Recommended reading: Days of Love



Reading Elisa Rolle's impressive bio offers a glimpse into how much work she must have done in putting together this exhaustive tome.

Rolle, who currently resides in Italy, is a respected book reviewer and archivist who also operates her personal website “My Reviews and Ramblings” as a comprehensive study of the history of LGBT art and literature.

From artists and celebrities to politicians and social justice activists, Rolle beautifully documents one love story after the other. If Rolle was able to document a same-sex relationship, it was included here.

At more that 750 pages, Rolle's Days of Love is a stunningly researched volume of gay, lesbian and bisexual love. For 725 pages, she chronicles the 2,000-year history of same-sex love, including more than 700 couples are included (followed by a 30-page index).

She starts at the beginning, in ancient Greece, with Alexander the Great. Throughout the centuries, she chronicles some of history's better-known same-sex love stories, such as the love shared between the great 19th century playwright Oscar Wilde and Lord Alfred Douglas – Wilde famously served time in jail for the crime of homosexuality.

Woman wearing silver topAuthor Elisa RollePhoto supplied

Rolle clearly did her history homework here, and takes informs her readers who Douglas loved in the years following Wilde's death. Douglas, who was bisexual, married poet Olive Custance, also bisexual, and they remained together for 27 years.
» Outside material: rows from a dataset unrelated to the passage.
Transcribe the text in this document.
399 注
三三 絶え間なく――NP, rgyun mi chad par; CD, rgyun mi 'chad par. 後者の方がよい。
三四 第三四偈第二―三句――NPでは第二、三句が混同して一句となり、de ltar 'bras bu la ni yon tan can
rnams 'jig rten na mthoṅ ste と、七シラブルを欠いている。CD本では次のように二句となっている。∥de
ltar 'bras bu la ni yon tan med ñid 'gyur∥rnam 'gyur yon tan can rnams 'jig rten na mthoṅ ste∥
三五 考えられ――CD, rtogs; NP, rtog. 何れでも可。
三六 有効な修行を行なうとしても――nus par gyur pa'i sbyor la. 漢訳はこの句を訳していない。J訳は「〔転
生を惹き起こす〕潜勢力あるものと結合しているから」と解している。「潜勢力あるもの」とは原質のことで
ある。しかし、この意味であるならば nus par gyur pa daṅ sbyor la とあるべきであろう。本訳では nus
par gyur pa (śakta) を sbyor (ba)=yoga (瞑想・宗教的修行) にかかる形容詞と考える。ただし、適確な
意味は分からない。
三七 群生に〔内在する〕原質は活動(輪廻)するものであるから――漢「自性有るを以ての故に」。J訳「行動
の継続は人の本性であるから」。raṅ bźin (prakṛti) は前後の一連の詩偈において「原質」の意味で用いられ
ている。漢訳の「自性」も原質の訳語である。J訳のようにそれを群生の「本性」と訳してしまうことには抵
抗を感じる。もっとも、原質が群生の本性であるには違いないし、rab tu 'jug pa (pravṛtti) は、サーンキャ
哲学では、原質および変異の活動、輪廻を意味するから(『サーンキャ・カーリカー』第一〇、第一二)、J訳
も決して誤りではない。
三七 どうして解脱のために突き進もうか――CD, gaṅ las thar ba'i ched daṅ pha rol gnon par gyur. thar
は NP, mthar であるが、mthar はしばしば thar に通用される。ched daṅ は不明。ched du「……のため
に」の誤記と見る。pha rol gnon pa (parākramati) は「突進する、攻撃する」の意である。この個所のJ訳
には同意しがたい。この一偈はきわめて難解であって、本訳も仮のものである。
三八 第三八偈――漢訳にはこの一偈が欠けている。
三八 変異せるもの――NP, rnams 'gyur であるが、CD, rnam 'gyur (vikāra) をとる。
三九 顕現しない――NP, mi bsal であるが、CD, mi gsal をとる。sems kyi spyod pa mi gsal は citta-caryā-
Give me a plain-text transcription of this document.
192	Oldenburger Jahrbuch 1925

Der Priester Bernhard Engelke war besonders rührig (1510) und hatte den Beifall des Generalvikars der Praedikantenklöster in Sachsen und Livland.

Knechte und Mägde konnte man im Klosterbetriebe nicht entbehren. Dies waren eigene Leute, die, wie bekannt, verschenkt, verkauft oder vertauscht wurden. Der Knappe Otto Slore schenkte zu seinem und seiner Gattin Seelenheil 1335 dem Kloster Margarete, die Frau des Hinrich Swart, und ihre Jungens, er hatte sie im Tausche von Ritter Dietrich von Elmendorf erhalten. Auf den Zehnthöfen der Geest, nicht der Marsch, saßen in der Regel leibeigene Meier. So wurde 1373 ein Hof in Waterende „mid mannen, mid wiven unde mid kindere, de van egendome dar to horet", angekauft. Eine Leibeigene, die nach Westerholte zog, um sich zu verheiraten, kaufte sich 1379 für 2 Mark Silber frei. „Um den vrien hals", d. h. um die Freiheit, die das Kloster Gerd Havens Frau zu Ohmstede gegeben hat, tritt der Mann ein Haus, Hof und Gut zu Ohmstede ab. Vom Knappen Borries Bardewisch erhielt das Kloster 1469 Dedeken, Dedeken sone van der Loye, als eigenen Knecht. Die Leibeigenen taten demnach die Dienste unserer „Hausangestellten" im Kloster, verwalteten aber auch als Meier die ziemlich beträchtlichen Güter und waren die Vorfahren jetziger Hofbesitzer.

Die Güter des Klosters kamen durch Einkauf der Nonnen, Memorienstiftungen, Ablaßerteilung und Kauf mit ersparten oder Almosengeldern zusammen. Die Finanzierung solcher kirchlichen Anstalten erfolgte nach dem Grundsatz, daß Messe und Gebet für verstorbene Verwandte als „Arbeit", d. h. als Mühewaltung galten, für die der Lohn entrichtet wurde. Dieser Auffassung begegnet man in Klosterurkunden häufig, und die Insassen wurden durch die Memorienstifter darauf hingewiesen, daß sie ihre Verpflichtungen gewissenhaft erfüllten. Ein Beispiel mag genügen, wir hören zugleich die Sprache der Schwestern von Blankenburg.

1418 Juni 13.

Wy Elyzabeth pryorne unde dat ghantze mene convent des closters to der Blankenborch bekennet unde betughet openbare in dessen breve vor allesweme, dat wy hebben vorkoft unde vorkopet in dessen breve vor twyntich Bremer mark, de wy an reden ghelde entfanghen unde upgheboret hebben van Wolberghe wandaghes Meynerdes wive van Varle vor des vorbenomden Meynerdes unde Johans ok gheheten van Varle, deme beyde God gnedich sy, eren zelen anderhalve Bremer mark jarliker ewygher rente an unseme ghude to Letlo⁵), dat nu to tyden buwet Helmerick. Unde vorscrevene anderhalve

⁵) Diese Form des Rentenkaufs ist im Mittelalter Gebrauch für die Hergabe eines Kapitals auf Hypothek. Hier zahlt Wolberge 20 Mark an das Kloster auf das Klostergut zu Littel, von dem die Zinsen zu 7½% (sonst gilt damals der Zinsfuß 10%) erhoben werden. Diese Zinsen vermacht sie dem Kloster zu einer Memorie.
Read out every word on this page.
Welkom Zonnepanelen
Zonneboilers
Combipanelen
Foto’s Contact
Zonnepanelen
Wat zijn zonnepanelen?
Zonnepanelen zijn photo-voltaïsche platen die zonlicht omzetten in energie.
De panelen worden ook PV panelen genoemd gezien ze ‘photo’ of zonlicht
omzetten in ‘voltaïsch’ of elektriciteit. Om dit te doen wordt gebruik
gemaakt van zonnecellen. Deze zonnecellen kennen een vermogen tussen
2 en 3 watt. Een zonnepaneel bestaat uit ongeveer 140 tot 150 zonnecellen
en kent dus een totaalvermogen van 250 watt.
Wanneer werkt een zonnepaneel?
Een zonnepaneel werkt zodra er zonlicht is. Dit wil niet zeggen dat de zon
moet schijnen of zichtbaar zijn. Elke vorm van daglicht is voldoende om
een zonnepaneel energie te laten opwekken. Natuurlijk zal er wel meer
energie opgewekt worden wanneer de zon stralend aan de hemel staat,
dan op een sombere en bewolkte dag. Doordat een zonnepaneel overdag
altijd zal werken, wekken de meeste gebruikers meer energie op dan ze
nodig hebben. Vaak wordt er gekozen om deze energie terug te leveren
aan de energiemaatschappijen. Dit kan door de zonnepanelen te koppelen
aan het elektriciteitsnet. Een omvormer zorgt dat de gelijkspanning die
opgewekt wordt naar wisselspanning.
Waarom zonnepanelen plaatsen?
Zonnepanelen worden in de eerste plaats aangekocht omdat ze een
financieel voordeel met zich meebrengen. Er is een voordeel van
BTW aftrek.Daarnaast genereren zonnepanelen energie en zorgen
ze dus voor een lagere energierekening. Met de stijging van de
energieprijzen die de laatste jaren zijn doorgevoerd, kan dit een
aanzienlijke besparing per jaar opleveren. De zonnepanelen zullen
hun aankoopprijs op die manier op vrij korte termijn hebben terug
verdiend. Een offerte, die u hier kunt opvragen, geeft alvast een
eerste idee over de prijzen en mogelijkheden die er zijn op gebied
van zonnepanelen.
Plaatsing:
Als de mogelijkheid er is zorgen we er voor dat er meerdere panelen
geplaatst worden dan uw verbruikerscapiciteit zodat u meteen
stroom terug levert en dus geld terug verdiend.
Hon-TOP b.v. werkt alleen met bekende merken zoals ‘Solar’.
Some of the better-known names in Days of Love make for an entertaining read. Looking back, it's hard to believe that 1940s cinema lovers actually believed that movie stars Cary Grant and Randolph Scott were "roommates."

Other entries might surprise readers, such as the inclusion of Helen Keller and Annie Sullivan.

The beginnings of the 49 year live-in friendship between Sullivan and Keller was chronicled in William Gibson's play The Miracle Worker, which became an acclaimed Oscar-winning film in 1962.

Keller was completely deaf and blind since the age of 18 months. Sullivan, who became Keller's teacher, and taught her how to read and write braille and how to communicate. The two became world famous disability and social justice activists, and were inseparable until Sullivan died in 1936. Though Sullivan had a failed marriage to a man during her lifetime, she and Keller never lived apart and functioned as a single unit. Is it really a stretch to suggest that they may have loved each other?

Some of these loves may or may not have been sexual, lifelong friends Marlon Brando and Wally Cox being such an example. Brando was one of cinema's most respected actors and Cox was a popular TV personality in the 1950s and ‘60s. When Cox died in 1973 Brando was devastated and, until his own death in 2004, he kept Cox's ashes by his side. Both their ashes were eventually scattered together. Was this a platonic love? In his later years Brando admitted to being bisexual.

Other loves are more obvious, such as the 28-year relationship between Radclyffe Hall and Lady Troubridge, (Hall penned the classic lesbian novel The Well of Loneliness in 1928), or writer Christopher Isherwood, who lived with the much younger artist Don Bachardy as an openly gay couple for 33 years beginning in 1953--the couple's life together was chronicled in the 2008 documentary Chris and Don: A Love Story.

Some of the more recent couples featured in the book are quoted. It's heartwarming to see their wedding photos, which serve as a reminder as to how much harder previous generations were forced to live and how far we’ve come.

Days of Love: Celebrating LGBT History One Story at a Time is a wonderful and lovely addition to the annals of LGBT historical literature. The book is now available at Amazon.